By Ben Fox
Mulling over election results is largely a waste of time and ink and it’s about time we drew a line about the winners and losers from ‘Super Thursday’. The final verdict on Labour’s night has to be that the party overall took a small step forward. We won our first and easiest battle, routing the Lib Dems who are now probably tarred for as long as the coalition survives. The great northern cities all came back under Labour control while we govern alone in Wales.
However, while Luke Akehurst has rightly pointed out the gains that were made against the Tories, particularly in Southern England, we have to admit that, were the Tories to leave the coalition and go to the country for a mandate, the local elections point to a 1992-style general election result. The Tories can’t win in the northern cities, but we are still struggling in the south. As for the Lib Dems – well their only chance of avoiding oblivion lies in waiting like Dickens’ Mr Micawber for “something to turn up”.
As a result, some commentators have portrayed the result as a disaster for Labour and a huge boon to David Cameron. There’s no denying that the Tories had a decent night, but they are benefiting from the nature of coalition politics. Recent results in Germany are actually very similar. The Christian Democrat (CDU) vote share is holding up, but they are losing power in the regional ‘lander’ elections because of the collapse in support for their coalition partners the liberal Free Democrat party (FDP), which is haemorrhaging votes to the Greens. As with the Lib Dems, many Germans are wondering what the point of the FDP is.
So while the Lib Dems have come out talking tough on the NHS bill and on House of Lords reform, the truth is that they are hopelessly enfeebled. They need Cameron more than he needs them. The Lib Dems’ only real hope is some form of pact at the next election, where Conservatives do not field candidates in potential three-way marginals. In the unlikely event that the economy starts to turn around, the Lib Dems will get hardly any credit because that isn’t how coalition politics works. As ‘Super Thursday’ and the recent results in Germany have shown, the smaller partner invariably becomes the whipping boy.
Perhaps David Cameron and his team should be seriously considering the possibility of calling a snap election. Although the changes to the constituency boundaries will not take effect until 2013 the Conservatives, unlike Labour, could fund an election campaign quite easily. It is very difficult to see the Tories winning decisively because of their long-standing weakness in the north of England and Scotland, but a 1992-style result is quite conceivable. Thursday’s results show that the Tories would probably take at least 20 Lib Dem seats and hold off Labour just enough to take a slim majority. With the British economy lagging behind most European countries, and the cuts yet to really bite, Cameron may never have a better chance to claim the mandate he should have won last May.
As for Labour, I would describe the result (excepting the horror show in Scotland) as the first steps back in the right direction. Some have expressed concern that Labour and the Tories were in a virtual dead-heat, both polling around 37%. But we should not forget how toxically unpopular our party was from 2008-2010. To go from 29% to 37% in a year is a massive step forward. Those who expected Labour to match the 41-43% it has been hitting in opinion polls got the reminder they needed – Labour’s poll ratings are soft, and would probably be softer still in a general election. The local elections were the wake-up call we needed – we have a mountain to climb to win the next election and we can’t complacently wait for the coalition to foul everything up.

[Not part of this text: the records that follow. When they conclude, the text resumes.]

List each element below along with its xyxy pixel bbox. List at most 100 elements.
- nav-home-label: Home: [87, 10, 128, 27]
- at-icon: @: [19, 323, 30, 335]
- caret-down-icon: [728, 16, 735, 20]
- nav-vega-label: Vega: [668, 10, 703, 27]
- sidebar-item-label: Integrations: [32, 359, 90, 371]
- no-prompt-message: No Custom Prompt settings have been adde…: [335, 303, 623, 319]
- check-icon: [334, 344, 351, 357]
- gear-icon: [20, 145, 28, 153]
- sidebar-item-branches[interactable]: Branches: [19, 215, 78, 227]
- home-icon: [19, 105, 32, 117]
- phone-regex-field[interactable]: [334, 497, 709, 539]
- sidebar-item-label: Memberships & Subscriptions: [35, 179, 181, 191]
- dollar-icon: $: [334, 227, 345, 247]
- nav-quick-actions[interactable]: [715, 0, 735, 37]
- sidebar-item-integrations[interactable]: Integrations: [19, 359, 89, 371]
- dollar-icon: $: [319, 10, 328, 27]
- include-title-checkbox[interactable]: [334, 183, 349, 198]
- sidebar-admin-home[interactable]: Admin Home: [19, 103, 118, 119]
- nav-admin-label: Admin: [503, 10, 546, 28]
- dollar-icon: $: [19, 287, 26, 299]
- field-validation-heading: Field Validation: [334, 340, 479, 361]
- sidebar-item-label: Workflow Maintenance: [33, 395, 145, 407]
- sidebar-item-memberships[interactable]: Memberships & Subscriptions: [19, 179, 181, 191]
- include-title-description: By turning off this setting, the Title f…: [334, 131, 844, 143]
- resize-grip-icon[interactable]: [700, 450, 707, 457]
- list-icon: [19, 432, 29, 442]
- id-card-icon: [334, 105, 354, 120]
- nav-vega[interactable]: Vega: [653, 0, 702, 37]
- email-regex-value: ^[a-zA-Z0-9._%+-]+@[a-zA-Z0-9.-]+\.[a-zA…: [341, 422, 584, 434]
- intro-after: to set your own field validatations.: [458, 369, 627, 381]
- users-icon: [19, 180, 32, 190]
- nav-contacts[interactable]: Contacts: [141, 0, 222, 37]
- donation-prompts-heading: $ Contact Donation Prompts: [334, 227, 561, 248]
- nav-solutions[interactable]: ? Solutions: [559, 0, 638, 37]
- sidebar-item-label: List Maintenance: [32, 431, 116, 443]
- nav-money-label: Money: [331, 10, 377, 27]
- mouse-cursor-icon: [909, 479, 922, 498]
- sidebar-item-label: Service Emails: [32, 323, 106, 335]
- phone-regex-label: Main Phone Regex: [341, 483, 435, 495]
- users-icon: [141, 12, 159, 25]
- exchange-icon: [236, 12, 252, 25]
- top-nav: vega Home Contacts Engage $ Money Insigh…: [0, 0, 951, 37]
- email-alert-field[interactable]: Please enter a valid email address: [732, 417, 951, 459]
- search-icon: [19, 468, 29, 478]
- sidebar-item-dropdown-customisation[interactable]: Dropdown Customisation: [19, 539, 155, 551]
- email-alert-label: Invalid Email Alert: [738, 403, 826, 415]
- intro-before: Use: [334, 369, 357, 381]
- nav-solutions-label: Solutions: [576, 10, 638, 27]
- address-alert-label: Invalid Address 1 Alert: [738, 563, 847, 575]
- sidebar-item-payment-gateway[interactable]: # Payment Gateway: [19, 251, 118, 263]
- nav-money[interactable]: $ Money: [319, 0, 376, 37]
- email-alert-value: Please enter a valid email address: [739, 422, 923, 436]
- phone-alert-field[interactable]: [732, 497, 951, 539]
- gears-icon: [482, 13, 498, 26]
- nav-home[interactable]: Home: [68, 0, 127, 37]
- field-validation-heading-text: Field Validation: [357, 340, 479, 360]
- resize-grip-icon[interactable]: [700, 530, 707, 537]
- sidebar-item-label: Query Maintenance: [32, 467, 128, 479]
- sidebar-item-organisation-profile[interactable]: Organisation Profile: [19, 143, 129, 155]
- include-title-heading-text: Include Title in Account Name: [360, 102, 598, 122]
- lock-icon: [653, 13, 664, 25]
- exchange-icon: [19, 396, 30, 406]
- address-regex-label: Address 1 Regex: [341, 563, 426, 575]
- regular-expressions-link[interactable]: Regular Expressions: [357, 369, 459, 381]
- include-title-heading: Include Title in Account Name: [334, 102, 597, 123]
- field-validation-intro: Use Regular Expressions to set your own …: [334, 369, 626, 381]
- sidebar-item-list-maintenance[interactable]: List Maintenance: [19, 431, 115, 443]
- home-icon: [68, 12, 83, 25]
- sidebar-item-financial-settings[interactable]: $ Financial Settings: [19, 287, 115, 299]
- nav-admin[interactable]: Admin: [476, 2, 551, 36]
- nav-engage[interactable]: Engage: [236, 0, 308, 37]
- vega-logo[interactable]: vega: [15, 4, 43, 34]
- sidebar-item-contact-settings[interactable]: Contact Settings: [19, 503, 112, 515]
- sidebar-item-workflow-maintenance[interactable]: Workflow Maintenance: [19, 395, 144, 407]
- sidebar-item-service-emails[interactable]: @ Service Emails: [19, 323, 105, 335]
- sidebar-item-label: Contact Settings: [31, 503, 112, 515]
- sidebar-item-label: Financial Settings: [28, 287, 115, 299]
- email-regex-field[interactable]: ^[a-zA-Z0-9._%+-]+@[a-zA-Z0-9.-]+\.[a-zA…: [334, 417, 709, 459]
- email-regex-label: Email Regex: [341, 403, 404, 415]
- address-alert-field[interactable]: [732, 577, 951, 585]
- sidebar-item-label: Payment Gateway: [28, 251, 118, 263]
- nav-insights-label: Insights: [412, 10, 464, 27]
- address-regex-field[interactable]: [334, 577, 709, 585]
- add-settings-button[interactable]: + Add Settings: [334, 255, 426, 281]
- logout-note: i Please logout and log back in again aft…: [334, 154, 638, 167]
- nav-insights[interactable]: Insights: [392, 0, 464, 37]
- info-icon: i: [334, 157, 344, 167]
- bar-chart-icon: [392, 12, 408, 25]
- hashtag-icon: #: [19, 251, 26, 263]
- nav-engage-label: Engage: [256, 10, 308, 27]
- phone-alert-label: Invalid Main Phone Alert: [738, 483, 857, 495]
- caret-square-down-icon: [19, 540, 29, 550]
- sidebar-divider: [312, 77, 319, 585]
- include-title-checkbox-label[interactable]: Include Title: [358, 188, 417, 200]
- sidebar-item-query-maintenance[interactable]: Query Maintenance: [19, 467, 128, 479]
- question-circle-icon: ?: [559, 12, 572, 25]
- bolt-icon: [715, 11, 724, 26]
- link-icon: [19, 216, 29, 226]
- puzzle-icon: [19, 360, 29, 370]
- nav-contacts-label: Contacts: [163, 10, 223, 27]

This is why Labour needs to get on with its policy review and start putting together a coherent alternative. Our economic lines, particularly on the speed and nature of deficit reduction are economically sound and gaining popularity – a recent poll put the economic plan proposed by Alistair Darling last May 10% ahead of Osborne’s austerity. But they need fleshing out, just as our policies do on the NHS and in response to Iain Duncan Smith’s welfare reforms.
Secondly, Ed Miliband has succeeded in preventing the internal fighting that has followed every Labour election defeat since the Second World War, and in starting the process of re-building a shattered party. But he does not look Prime Ministerial yet. Having only been party leader for eight months that’s hardly surprising, but our leader still needs to up his game, because, while we might all loath him, Cameron is a class act.
So let’s not be despondent or joyful. Drubbing the Lib Dems may have brought a smile to our faces (I know it did to me in York where we took control from the Lib Dems), but beating them will not win the next election. Winning Bury, Bolton and Blackpool – largely at the expense of the Tories – were more important gains from a Westminster perspective, as was the win in Cardiff North against the Welsh Tories. But make no mistake, our task is massive. No party has ever gone from a 29% vote share to winning the next election. That is the scale of the electoral mountain Labour must climb.